A shipowner was about to send to sea an emigrant-ship. He know that she was old, and not over-well built at the first; that she had seen many seas and climes, and often had needed repairs. Doubts had been suggested to him that possibly she was not seaworthy. These doubts preyed upon his mind and made him unhappy; he thought that perhaps he ought to have her thoroughly overhauled and refitted, even though this should put him to great expense. Before the ship sailed, however, he succeeded in overcoming these melancholy reflections. He said to himself that she had gone safely though so many voyages and weathered so many storms, that it was idle to suppose she would not come safely home from this trip also. He would put his trust in Providence, which could hardly fail to protect all these unhappy families that were leaving their fatherland to seek for better times elsewhere.

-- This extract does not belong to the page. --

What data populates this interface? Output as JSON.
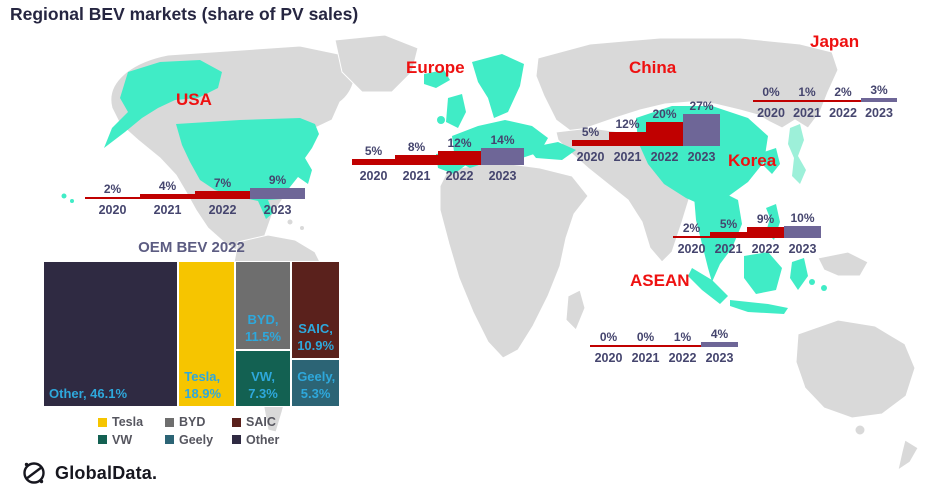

He would dismiss from his mind all ungenerous suspicions about the honesty of builders and contractors. In such a way he acquired a sincere and comfortable conviction that his vessel was thoroughly safe and seaworthy; he watched her depature with a light heart, and benevolent wishes for the success of the exiles in their strange new home that was to be; and he got his insurance-money when she went down in mid-ocean and told no tales.
What shall we say of him? Surely this, that he was verily guilty of the death of those men. It is admitted that he did sincerely believe in the soundness of his ship, but the sincerity of his conviction can in nowise help him, because he had no right to believe on such evidence as was before him. He had acquired his belief not by honestly earning it in patient investigation, but by stifling his doubts.
W.J. Clifford, the Ethics of Belief
The next passage confirms that this is the author’s interpretation as well:
And clearly what he is guilty of (or if you prefer, blameworthy) is rationalizing away doubts that he was obligated to act on. Given the evidence available to him, he should have believed the ship might sink, and he should have acted on that belief (either to collect more information which might change it, or to fix the ship). Even if he’d gotten lucky, he would have acted in a way that, had he been updating on evidence reasonably, he would have believed would lead to the deaths of innocents.
The Ethics of Belief is an argument that it is a moral obligation to seek accuracy in beliefs, to be uncertain when the evidence does not justify certainty, to avoid rationalization, and to help other people in the same endeavor. One of his key points is that ‘real’ beliefs are necessarily entangled with reality. I am actually surprised he isn’t quoted here more.